What Do Cats Dream About When They Sleep?

Cats not only dream remarkably like us but also sometimes “sleepwalk,” too.

By: Visentico / Sento
Yes, cats do dream. They dream about playing and stalking prey — and all sorts of things! By: Visentico / Sento

Most of us have probably seen the YouTube clip of the kitten having a nightmare. The sleeping kit trembles like a little branch in the wind.

His mother, curled up next to him, senses his distress and pulls him against her. His quivering stops: All is right with his world.

It’s a scene guaranteed to melt any animal lover’s heart in nano-seconds. But some questions remain. What do cats and kittens dream about? And are their dreams really all that different from ours?

The Landscape of Dreaming

Cats sleep roughly 16 to 18 hours a day. Like humans, they experience Rapid Eye Movement (REM) sleep. The REM stage is where most dreaming occurs, although some does happen in the non-REM stage as well. The non-REM dreams are more fragmentary and less visual.

With kittens, the amount of “dream” or REM sleep will decrease as they mature. So will a lot of the muscle-twitching that goes along with it.

Feline dreams don’t differ all that much from ours, according to Matthew Wilson, an associate professor of brain and cognitive sciences at MIT’s Picower Institute for Learning and Memory. They, too, dream about the stuff of their day-to-day lives — playing, stalking prey, etc.

The hippocampus, which governs memory, is wired the same in almost all vertebrates and mammals. “If you compared a hippocampus in a rat to a dog; in a cat to a human, they contain all of the same pieces,” explains Wilson.

The electrical activity pattern in a sleeping cat’s brain is remarkably similar to that of a sleeping human’s.

Dreaming and Sleepwalking

We’re apt to read the slightest physical movements — twitching paws or tail, quivering whiskers — as signs that our cats are dreaming. This “is misleading where cats are concerned,” says researcher David Greene. “The most significant indication of dreaming is [an] utterly slack and relaxed condition.”

Sleepwalking cats, however, are another story altogether.

In reality, sleepwalking occurs only in brain-damaged cats with lesions around the locus coeruleus in the brainstem. In 1959, Professor Michel Jouvet conducted a number of experiments at Claude-Bernard University in Lyons, France. Jouvet surgically destroyed the locus coeruleus in his subjects (something I find reprehensible but that was considered perfectly acceptable at the time).

Awake, these cats acted pretty much like non-brain-damaged cats. As soon as REM sleep kicked in, they began acting out their dreams.

No longer able to go into hyper-relaxed mode, these cats would crouch low and act as though they were stalking prey. Or they might go looking for food or play with imaginary toys. And all the while, they were fast asleep.

Good Dreams, Bad Dreams

When Tikvah joined our household more than 20 years ago, she was a truly forlorn-looking stray. Appallingly thin, she had worms, cystitis and bronchitis so severe, she sounded like she was about to rip apart at the seams every time she coughed. She had also clearly been abused.
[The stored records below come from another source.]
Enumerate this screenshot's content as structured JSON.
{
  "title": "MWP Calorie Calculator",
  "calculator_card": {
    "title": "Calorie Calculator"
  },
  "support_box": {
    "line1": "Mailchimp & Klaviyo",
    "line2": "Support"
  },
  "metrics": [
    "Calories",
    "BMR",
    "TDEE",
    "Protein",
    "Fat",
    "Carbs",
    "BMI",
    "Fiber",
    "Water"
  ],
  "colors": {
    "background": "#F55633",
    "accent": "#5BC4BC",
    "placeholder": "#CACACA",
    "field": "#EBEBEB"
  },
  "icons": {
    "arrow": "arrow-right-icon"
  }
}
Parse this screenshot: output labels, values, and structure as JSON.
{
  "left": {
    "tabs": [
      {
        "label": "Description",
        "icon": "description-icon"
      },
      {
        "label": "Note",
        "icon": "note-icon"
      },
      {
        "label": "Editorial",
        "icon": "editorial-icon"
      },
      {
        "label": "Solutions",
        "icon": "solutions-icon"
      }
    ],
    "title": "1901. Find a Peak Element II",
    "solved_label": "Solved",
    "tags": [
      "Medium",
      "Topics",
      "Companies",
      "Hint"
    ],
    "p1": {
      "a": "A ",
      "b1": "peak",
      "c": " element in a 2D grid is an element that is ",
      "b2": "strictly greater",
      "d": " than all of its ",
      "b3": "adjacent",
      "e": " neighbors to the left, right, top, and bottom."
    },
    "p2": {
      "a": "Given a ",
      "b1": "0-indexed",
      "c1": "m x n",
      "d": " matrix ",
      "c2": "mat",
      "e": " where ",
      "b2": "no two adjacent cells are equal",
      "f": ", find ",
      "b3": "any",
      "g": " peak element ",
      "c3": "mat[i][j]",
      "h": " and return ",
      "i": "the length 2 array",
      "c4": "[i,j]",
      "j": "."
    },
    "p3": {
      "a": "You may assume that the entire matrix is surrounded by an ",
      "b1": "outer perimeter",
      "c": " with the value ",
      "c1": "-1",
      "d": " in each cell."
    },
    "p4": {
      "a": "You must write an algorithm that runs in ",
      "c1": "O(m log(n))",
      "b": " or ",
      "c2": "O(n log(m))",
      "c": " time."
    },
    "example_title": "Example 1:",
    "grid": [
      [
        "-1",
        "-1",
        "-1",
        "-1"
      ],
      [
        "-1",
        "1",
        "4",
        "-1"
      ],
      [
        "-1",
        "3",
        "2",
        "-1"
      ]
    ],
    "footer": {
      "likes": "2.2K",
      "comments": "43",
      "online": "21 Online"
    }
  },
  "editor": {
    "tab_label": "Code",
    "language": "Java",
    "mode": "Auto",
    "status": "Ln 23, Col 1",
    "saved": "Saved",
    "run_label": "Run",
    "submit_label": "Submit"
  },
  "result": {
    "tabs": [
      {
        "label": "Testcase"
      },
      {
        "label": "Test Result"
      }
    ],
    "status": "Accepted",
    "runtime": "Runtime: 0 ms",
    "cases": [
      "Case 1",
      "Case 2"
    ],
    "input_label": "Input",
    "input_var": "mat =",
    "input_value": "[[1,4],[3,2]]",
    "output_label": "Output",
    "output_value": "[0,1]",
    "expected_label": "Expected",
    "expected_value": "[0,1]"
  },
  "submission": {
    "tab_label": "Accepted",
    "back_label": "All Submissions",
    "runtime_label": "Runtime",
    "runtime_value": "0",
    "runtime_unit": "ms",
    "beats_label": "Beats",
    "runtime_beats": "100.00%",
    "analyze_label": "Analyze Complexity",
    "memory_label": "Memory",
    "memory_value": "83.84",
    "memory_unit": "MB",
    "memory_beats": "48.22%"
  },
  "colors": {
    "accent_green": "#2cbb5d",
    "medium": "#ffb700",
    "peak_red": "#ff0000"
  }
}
After a while, the little gray tiger cat realized that she was safe with us. But there were still times when she would jolt out of a sound sleep, her green eyes wide and fearful. Was she having nightmares? I believe so. And, for what it’s worth, they usually occurred on stormy nights, when the wind was wailing outside the house.

Writer Pamela Merritt tells the story of how her cat, James Bond, went missing for 2 months. When she finally found him, he had a number of injuries from having been hit by a vehicle. It took James Bond a full year to recover. During that time, he had what Merritt could only describe as nightmares: He’d make “anguished noises, especially if he was sleeping while an ambulance siren went by.” The siren triggered memories from the time he’d been lost.

Other pet parents have reported their cats after the death of a litter mate or the re-homing of other cats or kittens in their households.

Good dreams happen, too — nursing dreams, or what I like to call squunking dreams. A squunk is a cross between a sigh and a purr; and if you hear it coming from your sleeping feline, then you know you’ve done something right. Only happy cats squunk.